Usually there are dozens of candidates invited for the interview weekends so the schools also plan bonding time among the candidates and the current grad students. This could be a dinner out, a party thrown by one of the current grad students, or a trip to NYC to see a Broadway show.  To this day I’m still friends with people that I interviewed with even though we both chose other grad schools.

After the interview, the waiting game begins. I remember the evening that I received the call saying that I was accepted into the CSHL program (the one I really wanted to attend).

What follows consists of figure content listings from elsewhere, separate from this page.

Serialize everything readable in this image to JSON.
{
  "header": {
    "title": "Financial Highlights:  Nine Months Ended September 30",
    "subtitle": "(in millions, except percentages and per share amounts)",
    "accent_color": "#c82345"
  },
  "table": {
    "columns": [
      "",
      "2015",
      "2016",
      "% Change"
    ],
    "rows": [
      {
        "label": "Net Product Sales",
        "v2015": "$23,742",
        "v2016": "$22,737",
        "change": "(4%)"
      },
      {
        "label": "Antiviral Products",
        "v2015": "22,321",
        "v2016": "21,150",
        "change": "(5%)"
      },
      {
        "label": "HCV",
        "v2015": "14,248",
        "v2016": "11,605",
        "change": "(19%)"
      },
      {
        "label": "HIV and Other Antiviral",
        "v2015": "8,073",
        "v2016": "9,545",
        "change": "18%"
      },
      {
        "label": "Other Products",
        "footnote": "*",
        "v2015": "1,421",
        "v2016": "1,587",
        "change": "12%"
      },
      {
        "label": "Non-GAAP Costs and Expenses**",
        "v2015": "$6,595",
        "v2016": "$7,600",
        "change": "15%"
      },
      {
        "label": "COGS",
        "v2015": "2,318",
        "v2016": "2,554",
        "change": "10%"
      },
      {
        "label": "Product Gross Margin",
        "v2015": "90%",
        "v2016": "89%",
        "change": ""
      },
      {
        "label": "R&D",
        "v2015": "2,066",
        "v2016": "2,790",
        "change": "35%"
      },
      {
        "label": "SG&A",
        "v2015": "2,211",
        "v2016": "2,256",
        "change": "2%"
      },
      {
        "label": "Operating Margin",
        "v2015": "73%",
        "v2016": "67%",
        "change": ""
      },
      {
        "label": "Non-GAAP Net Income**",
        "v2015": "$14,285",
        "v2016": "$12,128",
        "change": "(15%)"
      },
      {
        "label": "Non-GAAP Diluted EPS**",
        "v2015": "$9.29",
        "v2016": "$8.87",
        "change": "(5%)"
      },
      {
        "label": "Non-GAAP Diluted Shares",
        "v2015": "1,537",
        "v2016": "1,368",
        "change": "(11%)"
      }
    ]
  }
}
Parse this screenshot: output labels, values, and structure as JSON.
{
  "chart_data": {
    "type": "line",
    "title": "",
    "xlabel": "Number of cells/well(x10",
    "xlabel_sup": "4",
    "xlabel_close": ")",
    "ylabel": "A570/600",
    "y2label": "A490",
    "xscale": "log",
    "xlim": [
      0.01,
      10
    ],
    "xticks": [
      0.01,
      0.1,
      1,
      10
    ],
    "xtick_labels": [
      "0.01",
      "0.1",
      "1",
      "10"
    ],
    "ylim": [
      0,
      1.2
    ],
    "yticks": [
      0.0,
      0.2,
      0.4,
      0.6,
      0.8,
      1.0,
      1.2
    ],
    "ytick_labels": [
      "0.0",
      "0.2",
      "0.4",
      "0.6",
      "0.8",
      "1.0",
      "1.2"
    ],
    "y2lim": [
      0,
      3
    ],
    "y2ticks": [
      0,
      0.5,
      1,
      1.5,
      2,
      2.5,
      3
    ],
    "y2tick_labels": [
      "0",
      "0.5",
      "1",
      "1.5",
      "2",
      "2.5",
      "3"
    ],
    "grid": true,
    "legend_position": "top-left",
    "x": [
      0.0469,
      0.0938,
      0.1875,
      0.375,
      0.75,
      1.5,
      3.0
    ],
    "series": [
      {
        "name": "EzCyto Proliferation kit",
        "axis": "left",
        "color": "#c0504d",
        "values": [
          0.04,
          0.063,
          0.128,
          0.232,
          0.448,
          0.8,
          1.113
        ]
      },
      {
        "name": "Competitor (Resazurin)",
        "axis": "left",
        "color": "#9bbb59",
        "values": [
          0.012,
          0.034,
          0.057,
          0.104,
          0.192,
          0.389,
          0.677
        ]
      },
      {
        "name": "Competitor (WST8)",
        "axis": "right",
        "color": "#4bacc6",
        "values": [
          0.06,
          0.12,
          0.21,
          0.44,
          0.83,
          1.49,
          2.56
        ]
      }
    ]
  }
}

I was in my dorm room at Boston University and I get a phone call – keep in mind this is before cell phones so they called the landline in my room. I thought it was a prank call from my friend Greg and I told him (more than once) that this wasn’t a funny joke. No joke – the Dean of the school was called to let me know about my acceptance. I received the official acceptance letter in an email minutes later.

wsbs_2001

My WSBS Class entering in 2001. I’m the one sitting on the double helix

I actually got into all of the graduate programs that I applied to, which caused a bit of a problem because my dream had always been to attend Harvard. My decision, then, to attend the Watson School was confusing to my parents, who had heard of Harvard but never Cold Spring Harbor Laboratory.  Why was this my choice? The research at CSHL was incredible  – every scientist was engaged with their work like I had never experienced in my undergraduate career. It was inspirational to think about being a part of that. CHSL had also just started their graduate program – I would be in the third entering class – and their program focused on learning how to learn and how to think in a way that was different than any other graduate program out there (more on that in the next post). I wanted to be a pioneer in this program. And finally, the culture suited me. I went to a large undergraduate institution with classes of 300 people and anonymity amongst thousands of classmates. In graduate school, I wanted to be part of a small class where I could really be challenged and learn from a close-knit group of peers. My WSBS class had six students, including myself, that constantly challenged me to think faster and smarter and become the best scientist that I could be.